After considering the facts in the light of the decisions of the Hon'ble Delhi High Court in the case of Vishnu Industrial Gases [P] Ltd in 229 ITR 1988 dated 6.5.2008 and the case of Dinesh Kumar Goel 331 ITR 10, the CIT(A) deleted the addition and concluded that the assessee has shown the receipts received from these parties in the subsequent year.
8 Before us, the ld. DR could not point out any factual error in the findings of the CIT(A).
The ld. AR, on the other hand, relied upon the findings of the CIT(A).

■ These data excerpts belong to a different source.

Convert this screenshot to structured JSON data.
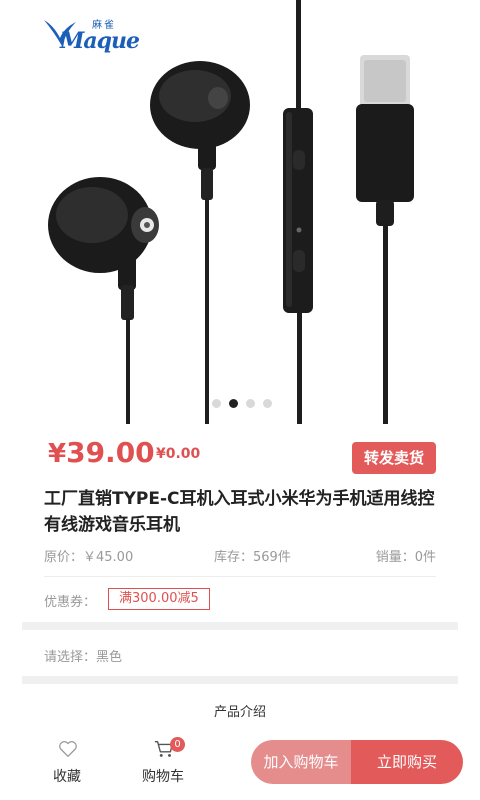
{
  "brand": {
    "logo_text": "Maque",
    "logo_cn": "麻雀",
    "accent": "#1c5fb8"
  },
  "gallery": {
    "slides": 4,
    "active_index": 1
  },
  "price": {
    "current_symbol": "¥",
    "current": "39.00",
    "original_tag": "¥0.00",
    "color": "#e05050"
  },
  "resell_button": "转发卖货",
  "product": {
    "title": "工厂直销TYPE-C耳机入耳式小米华为手机适用线控有线游戏音乐耳机",
    "original_price": "原价：￥45.00",
    "stock": "库存：569件",
    "sales": "销量：0件"
  },
  "coupon": {
    "label": "优惠券：",
    "tag": "满300.00减5"
  },
  "spec": {
    "select_text": "请选择：黑色"
  },
  "section": {
    "intro_title": "产品介绍"
  },
  "bottom_bar": {
    "favorite_label": "收藏",
    "cart_label": "购物车",
    "cart_count": "0",
    "add_to_cart": "加入购物车",
    "buy_now": "立即购买"
  }
}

We have heard the rival submissions and have given a thoughtful consideration to the orders of the authorities below. The chart exhibited elsewhere clearly depicts that the assessee has rectified the entry in the subsequent years and has shown the income as mentioned in the chart elsewhere. In the light of the decision of the Hon'ble High Court of Delhi [supra] we do not find any error or infirmity in the findings of the CIT(A). Accordingly, the ground raised by the Revenue is dismissed.
In the result, the appeal of the Revenue in stands dismissed. The order is pronounced in the open court on 04.09.2019.